Do schroniska docieramy tak jakby to powiedzieć dołem hali, omijając Małą Rycerzową, na którą wejdziemy w drodze powrotnej. Tymczasem, zanim pójdziemy do bacówki kładziemy się na polance i podziwiamy widoki oraz cieszymy się ciszą, spokojem i słoneczkiem grzejącym w twarz. Za nami 17 km drogi, więc relaks jak najbardziej wskazany. Planujemy zrobić sobie dłuższy odpoczynek w schronisku. Zupa pomidorowa oraz racuchy smakują wyśmienicie. W bacówce PTTK na Hali Rycerzowej byliśmy 2 lata temu, ale wtedy ciężko było dostrzec jej urok z powodu tłumów. A i pogoda nie byłą zachwycająca. Dziś jest tu niemalże pusto, a pogoda wymarzona.

Szczytkówka
Po wyjściu z bacówki, kierujemy się w stronę Wielkiej Rycerzowej (1125 m n.p.m.). Znad schroniska roztacza się panorama, która obejmuje swym zasięgiem pasma Lipowskiej i Rysianki, masywy Pilska i Babiej Góry, Tatry, Podhale oraz Niżne Tatry i Małą Fatrę na Słowacji. Podchodzimy niemalże pod samą Rycerzową, Rezygnujemy z wejścia na szczyt, gdzie znajduje się tabliczka z jego oznaczeniem. Byliśmy tam już i z tego miejsca widoków brak.

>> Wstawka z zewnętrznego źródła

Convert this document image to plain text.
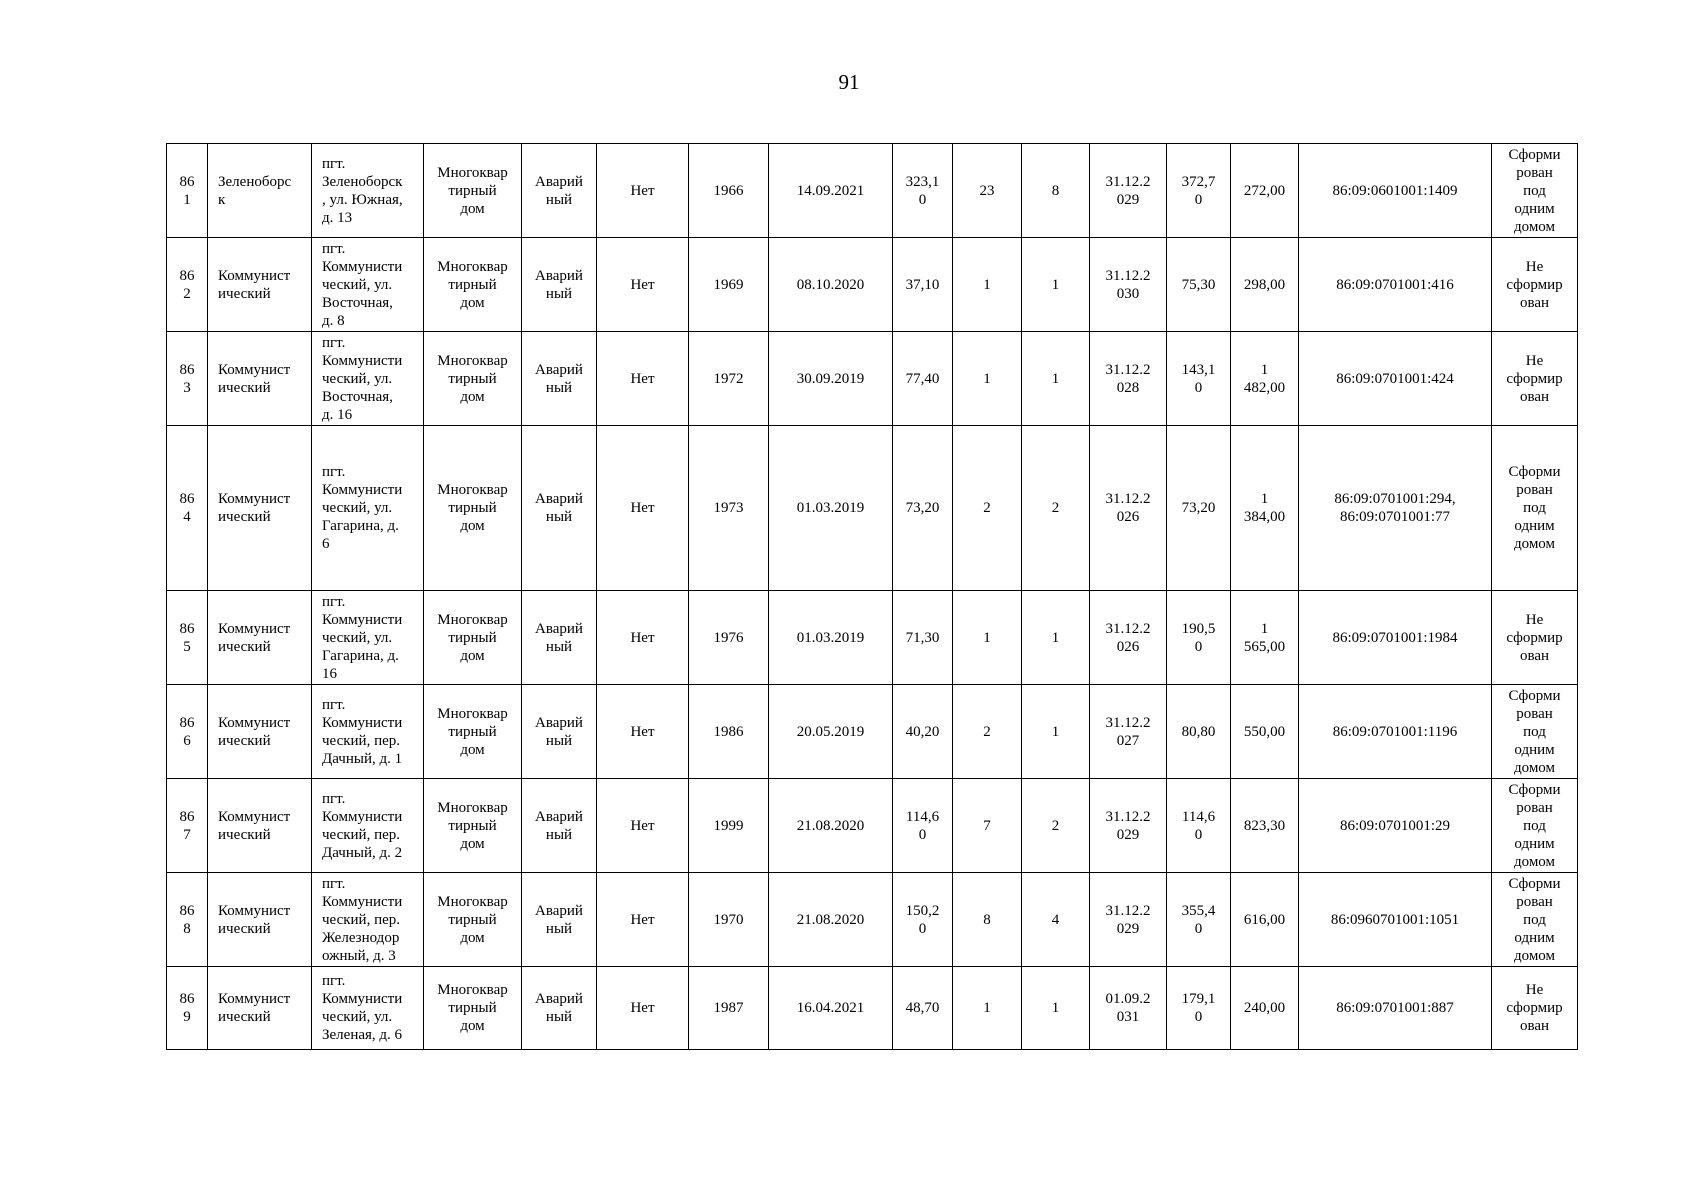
91
86
1	Зеленоборс
к	пгт.
Зеленоборск
, ул. Южная,
д. 13	Многоквар
тирный
дом	Аварий
ный	Нет	1966	14.09.2021	323,1
0	23	8	31.12.2
029	372,7
0	272,00	86:09:0601001:1409	Сформи
рован
под
одним
домом
86
2	Коммунист
ический	пгт.
Коммунисти
ческий, ул.
Восточная,
д. 8	Многоквар
тирный
дом	Аварий
ный	Нет	1969	08.10.2020	37,10	1	1	31.12.2
030	75,30	298,00	86:09:0701001:416	Не
сформир
ован
86
3	Коммунист
ический	пгт.
Коммунисти
ческий, ул.
Восточная,
д. 16	Многоквар
тирный
дом	Аварий
ный	Нет	1972	30.09.2019	77,40	1	1	31.12.2
028	143,1
0	1
482,00	86:09:0701001:424	Не
сформир
ован
86
4	Коммунист
ический	пгт.
Коммунисти
ческий, ул.
Гагарина, д.
6	Многоквар
тирный
дом	Аварий
ный	Нет	1973	01.03.2019	73,20	2	2	31.12.2
026	73,20	1
384,00	86:09:0701001:294,
86:09:0701001:77	Сформи
рован
под
одним
домом
86
5	Коммунист
ический	пгт.
Коммунисти
ческий, ул.
Гагарина, д.
16	Многоквар
тирный
дом	Аварий
ный	Нет	1976	01.03.2019	71,30	1	1	31.12.2
026	190,5
0	1
565,00	86:09:0701001:1984	Не
сформир
ован
86
6	Коммунист
ический	пгт.
Коммунисти
ческий, пер.
Дачный, д. 1	Многоквар
тирный
дом	Аварий
ный	Нет	1986	20.05.2019	40,20	2	1	31.12.2
027	80,80	550,00	86:09:0701001:1196	Сформи
рован
под
одним
домом
86
7	Коммунист
ический	пгт.
Коммунисти
ческий, пер.
Дачный, д. 2	Многоквар
тирный
дом	Аварий
ный	Нет	1999	21.08.2020	114,6
0	7	2	31.12.2
029	114,6
0	823,30	86:09:0701001:29	Сформи
рован
под
одним
домом
86
8	Коммунист
ический	пгт.
Коммунисти
ческий, пер.
Железнодор
ожный, д. 3	Многоквар
тирный
дом	Аварий
ный	Нет	1970	21.08.2020	150,2
0	8	4	31.12.2
029	355,4
0	616,00	86:0960701001:1051	Сформи
рован
под
одним
домом
86
9	Коммунист
ический	пгт.
Коммунисти
ческий, ул.
Зеленая, д. 6	Многоквар
тирный
дом	Аварий
ный	Нет	1987	16.04.2021	48,70	1	1	01.09.2
031	179,1
0	240,00	86:09:0701001:887	Не
сформир
ован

Kierujemy się w stronę Małej Rycerzowej (1207 m n.p.m.). Ona jest zdecydowanie bardziej atrakcyjna od Wielkiej. Prowadzi bezleśną ścieżką z przepiękną panoramą na Tatry.  Na Małej Rycerzowej brak za to tabliczki z oznaczeniem szczytu. Mała Rycerzowa ma trzy grzbiety, są więc i trzy doliny między nimi. Dolinami tymi spływają trzy potoki: Dziobaki, Danielka i Cicha.  Szlakiem czerwonym idziemy ccały czas przed siebie, a w zasadzie w dół aż do Mładej Hory. Tam musimy odbić już ze szlaku i Doliną Danielki wrócić do Ujsoł.  Droga przyjemna i szeroka, chwilami oferująca widoki, ale już nie tak atrakcyjne jak przed chwilą. Dochodzimy do Mładej Hory. Warto wspomnieć, że Młada Hora, zwana także Kiczorką to wysoki na 1003 m n.p.m. szczyt w Beskidzie Żywieckim. Wznosi się w grupie Wielkiej Raczy, na północ od wzniesień Małej Rycerzowej i Wielkiej Rycerzowej.

Młada Hora
Na podszczytowych polanach Kiczorki rozsiadło się urokliwe, górskie osiedle o nazwie Młada Hora, którego ozdobą jest ponad sześćdziesięcioletnia kaplica pod wezwaniem Świętych Piotra i Pawła. Do 2011 roku w przysiółku działało schronisko PTT „Chyz u Bacy”. Przysiółek położony jest w naprawdę urokliwym miejscu.
W Mładej Horze opuszczamy czerwony szlak, który idzie w stronę Rycerki. Przez chwilę poruszamy się wzdłuż szlaku niebieskiego, ale jego też szybko opuszczamy, gdyż prowadzi na Przełęcz Kotarz i na Kotarza, na którym już dziś byliśmy. Teraz czeka nas chyba najgorszy dziś odcinek drogi, czyli jakieś 8-9 km asfaltowej drogi wzdłuż potoku Danielka. Nie lubimy asfaltu, ale chcąc dziś zrobić pętelkę inaczej się nie dało Trudno – przemęczymy się. Z prawej strony cały czas mamy strome stoki Kotarza i Muńcoła, z lewej Danielkę. Źródła potoku znajdują się na wysokości 1115 m na północnych stokach Małej Rycerzowej. Spływa głęboką doliną, początkowo w północnym, później północno-wschodnim kierunku. W jej dolnym biegu znajduje się przysiółek Danielka.
Zmierzając ową doliną naszym punktem orientacyjnym jeśli chodzi o pokonane kilometry jest Chałupa Chemików. Jak do niej dojdziemy, będzie to znak, że coraz bliżej do cywilizacji  i coraz mniej asfaltu przed nami. Jest to schronisko, które powstało pod koniec lat 60. XX wieku z inicjatywy Almaturu.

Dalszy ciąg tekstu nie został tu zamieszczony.